There are those who are almost afraid to eulogize the Prayer Book lest they should be thought to foster formalism, or be regarded as formalists. With such I have no sympathy. Next to my Bible, I love my Prayer Book, [30/31] and I hesitate not to proclaim its excellency and advocate its use. Nay more, I will say that the more the minds of the members of our church are fashioned by its prayers and its praises; the more they imbibe its devotional and eucharistic spirit; the more the Prayer Book lives its life, and breathes its breath into our souls, the holier shall we be, and the more glorious will the church appear.

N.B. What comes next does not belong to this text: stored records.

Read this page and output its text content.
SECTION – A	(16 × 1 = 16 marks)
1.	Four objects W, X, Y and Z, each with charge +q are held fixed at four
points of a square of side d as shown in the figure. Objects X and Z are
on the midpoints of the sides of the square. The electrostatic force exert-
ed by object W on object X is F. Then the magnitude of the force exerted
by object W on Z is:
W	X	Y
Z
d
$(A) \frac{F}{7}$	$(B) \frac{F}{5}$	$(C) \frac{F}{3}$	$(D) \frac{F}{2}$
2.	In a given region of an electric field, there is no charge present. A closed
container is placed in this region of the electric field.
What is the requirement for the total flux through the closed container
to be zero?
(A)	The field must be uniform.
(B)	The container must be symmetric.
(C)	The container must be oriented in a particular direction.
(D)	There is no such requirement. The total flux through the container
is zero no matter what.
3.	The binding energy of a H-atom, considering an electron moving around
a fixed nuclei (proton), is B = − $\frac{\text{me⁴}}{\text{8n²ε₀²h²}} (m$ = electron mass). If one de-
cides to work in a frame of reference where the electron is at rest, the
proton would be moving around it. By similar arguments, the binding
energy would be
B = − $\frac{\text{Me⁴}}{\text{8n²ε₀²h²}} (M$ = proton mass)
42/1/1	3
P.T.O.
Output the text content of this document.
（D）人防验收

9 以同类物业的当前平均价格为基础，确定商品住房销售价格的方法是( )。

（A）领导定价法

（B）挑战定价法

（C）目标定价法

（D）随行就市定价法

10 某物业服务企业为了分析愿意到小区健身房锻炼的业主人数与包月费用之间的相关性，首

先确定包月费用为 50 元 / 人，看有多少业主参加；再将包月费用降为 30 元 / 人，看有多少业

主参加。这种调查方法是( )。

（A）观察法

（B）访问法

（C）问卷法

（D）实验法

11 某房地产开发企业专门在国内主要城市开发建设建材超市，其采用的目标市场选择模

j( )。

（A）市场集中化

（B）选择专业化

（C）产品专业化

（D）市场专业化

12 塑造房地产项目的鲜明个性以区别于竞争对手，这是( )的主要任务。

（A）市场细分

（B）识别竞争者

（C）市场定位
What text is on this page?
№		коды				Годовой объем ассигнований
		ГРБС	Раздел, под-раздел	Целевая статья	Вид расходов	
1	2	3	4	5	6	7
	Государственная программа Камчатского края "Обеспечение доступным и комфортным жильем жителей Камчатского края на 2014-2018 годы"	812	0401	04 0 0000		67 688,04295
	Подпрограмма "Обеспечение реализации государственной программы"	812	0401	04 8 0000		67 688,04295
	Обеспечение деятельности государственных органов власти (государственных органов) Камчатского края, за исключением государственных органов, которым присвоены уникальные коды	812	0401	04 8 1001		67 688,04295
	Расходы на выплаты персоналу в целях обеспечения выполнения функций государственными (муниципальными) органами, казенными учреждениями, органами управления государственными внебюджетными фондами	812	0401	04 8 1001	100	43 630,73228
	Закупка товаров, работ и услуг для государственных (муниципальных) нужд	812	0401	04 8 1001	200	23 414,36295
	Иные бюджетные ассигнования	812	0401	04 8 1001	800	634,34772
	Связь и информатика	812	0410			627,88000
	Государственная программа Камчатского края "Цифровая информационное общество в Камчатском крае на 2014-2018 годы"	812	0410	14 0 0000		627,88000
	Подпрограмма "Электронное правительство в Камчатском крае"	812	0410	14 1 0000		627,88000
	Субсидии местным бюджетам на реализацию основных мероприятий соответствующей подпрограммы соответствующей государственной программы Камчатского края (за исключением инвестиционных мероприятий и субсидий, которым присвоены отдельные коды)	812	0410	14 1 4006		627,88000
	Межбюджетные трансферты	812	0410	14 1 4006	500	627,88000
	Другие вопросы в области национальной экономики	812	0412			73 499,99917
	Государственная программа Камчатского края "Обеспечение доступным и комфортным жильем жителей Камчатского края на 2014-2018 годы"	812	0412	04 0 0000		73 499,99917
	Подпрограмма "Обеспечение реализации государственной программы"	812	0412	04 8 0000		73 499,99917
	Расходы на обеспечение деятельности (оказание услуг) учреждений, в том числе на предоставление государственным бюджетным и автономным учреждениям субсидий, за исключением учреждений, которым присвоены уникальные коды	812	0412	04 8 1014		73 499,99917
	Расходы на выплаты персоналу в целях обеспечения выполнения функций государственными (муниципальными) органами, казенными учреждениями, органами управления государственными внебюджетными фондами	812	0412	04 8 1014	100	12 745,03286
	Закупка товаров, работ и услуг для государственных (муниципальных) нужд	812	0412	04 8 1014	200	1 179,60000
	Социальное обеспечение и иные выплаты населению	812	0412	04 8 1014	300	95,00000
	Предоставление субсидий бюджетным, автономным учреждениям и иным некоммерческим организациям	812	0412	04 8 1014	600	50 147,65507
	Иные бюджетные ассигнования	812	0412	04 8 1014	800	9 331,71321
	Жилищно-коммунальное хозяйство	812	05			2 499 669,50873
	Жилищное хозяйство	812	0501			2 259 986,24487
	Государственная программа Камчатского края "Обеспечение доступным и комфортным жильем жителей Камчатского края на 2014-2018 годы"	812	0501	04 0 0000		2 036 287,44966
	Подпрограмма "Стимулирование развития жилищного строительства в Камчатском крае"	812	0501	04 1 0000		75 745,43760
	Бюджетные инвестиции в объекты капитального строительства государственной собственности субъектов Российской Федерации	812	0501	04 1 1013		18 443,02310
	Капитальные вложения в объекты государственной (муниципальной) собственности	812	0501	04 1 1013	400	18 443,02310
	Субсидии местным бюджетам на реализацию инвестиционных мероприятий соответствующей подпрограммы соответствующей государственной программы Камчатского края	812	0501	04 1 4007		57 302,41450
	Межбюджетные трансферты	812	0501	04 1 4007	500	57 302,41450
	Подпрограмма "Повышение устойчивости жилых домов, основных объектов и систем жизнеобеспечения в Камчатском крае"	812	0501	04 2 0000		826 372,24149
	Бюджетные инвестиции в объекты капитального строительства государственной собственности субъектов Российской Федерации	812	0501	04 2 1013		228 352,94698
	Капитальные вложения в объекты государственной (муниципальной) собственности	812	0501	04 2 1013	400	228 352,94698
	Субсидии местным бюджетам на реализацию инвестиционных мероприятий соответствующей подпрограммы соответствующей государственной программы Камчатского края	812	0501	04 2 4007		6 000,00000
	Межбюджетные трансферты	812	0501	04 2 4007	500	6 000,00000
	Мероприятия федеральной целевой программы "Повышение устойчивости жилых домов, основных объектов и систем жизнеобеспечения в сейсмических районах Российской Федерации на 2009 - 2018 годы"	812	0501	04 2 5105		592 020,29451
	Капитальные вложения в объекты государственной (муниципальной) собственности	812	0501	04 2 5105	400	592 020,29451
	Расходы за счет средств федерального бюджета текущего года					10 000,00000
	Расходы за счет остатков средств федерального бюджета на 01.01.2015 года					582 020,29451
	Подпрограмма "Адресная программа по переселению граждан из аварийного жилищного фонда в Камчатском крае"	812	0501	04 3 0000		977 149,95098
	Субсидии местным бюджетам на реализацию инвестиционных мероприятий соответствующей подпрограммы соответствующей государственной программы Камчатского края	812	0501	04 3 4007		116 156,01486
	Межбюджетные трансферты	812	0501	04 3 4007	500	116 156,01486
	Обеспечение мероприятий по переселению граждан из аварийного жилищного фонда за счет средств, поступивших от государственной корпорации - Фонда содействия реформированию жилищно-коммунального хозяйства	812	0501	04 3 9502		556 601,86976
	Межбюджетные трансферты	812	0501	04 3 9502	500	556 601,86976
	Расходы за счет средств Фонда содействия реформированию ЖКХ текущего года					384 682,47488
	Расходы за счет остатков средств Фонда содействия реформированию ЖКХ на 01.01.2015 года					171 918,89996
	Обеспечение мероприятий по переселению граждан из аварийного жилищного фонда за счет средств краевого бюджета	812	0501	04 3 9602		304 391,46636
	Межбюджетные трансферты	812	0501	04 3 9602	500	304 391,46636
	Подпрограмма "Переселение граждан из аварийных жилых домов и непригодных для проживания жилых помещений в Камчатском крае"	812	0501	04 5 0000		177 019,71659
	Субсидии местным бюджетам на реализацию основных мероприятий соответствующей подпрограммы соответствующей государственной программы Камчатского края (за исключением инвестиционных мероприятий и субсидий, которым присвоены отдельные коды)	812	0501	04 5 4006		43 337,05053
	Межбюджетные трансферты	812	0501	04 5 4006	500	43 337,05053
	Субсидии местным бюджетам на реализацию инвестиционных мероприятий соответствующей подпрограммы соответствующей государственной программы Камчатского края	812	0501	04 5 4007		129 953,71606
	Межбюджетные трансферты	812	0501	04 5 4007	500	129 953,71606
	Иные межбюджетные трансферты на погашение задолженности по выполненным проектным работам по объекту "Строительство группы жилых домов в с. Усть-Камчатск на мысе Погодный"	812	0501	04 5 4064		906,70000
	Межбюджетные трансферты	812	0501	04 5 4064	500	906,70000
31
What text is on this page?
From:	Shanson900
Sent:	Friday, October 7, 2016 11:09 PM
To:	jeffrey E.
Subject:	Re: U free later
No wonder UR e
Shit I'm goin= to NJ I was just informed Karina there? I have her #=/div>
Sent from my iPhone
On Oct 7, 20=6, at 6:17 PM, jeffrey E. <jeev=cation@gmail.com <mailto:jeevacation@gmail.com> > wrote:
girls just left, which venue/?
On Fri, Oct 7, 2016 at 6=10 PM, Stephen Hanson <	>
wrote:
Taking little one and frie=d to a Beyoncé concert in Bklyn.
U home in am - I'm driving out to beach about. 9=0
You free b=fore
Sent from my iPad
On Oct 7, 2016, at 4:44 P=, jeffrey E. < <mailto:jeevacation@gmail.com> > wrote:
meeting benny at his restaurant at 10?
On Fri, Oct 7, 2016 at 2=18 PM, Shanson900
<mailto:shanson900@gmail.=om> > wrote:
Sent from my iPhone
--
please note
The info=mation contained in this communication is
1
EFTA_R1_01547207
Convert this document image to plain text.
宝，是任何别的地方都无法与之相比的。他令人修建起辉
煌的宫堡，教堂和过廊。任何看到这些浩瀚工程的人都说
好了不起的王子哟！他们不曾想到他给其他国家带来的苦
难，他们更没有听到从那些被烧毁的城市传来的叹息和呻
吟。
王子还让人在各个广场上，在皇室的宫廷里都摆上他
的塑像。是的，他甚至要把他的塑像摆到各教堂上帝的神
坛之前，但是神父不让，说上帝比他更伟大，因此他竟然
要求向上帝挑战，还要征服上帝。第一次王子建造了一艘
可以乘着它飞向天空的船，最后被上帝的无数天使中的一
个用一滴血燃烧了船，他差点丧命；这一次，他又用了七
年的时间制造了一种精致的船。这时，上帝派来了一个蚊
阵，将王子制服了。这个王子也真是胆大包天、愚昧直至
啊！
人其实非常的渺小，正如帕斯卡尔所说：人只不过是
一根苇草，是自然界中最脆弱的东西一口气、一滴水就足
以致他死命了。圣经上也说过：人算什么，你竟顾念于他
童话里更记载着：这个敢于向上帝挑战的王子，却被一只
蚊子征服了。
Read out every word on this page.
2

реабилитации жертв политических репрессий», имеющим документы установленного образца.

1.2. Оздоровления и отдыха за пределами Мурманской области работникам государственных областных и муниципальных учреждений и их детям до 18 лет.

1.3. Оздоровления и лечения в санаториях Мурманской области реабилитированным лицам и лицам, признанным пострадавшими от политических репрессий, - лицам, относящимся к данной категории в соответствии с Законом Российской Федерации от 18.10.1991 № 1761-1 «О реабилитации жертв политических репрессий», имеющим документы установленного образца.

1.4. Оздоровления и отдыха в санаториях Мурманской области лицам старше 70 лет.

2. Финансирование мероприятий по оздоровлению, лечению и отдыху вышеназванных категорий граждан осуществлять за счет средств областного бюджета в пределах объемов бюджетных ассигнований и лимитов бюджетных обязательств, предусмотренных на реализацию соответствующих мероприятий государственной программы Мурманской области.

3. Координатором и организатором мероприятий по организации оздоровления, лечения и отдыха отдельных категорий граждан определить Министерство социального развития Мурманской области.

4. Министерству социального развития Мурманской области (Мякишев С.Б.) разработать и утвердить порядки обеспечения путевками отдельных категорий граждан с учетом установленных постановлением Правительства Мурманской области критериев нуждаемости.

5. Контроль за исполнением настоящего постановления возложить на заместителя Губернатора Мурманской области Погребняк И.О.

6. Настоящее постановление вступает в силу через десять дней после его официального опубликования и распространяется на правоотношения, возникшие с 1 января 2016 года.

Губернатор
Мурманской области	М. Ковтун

Yet I would not overrate the Prayer Book. It does not overrate itself; it is subordinate to the Bible, and there is its proper place. If an Astronomer, after spending many days in lecturing upon the nature and influence of the Sun, should devote one lecture to the Moon, would it be regarded as disparaging the sun? Especially if he should show that but for the sun the moon would not shine or do her office!

Such is my position now. Every Lord's day do I preach about the Sun, the glorious Sun of Righteousness, the central orb of the moral universe, binding all churches to Him--lighting all churches with His beams--and by the sweet attractions of His love, causing them all to roll around Him, and make music as they roll. To-night, how ever, I come to speak of a distant satellite. I do not even propose to speak of the Church, which like the earth, moves in a stately orbit around this Sun, but of the Prayer Book, that Moon which moves around the church. Like the moon, the Prayer Book is only a satellite of the church. Like the moon, it borrows all its light from the Sun of Righteousness--like the moon, it always turns its bright face to the church--like the moon, it creates the great tidal waves of prayer and praise--like the moon, it shines only in the night of the church's earthly being, and like the moon, it follows the church, as the church [31/32] marches through the signs of her ecclesiastical zodiac, around the central orb of life and glory, even Jesus Christ.

Such is the position of the Prayer Book in the Protestant Episcopal Church. It is not the greater light to rule the day, but the lesser light to shine upon our night of ignorance and infirmity; and to guide our feet along that pathway of prayer and praise, which shineth more and more until the perfect day--the perfect day of Heaven.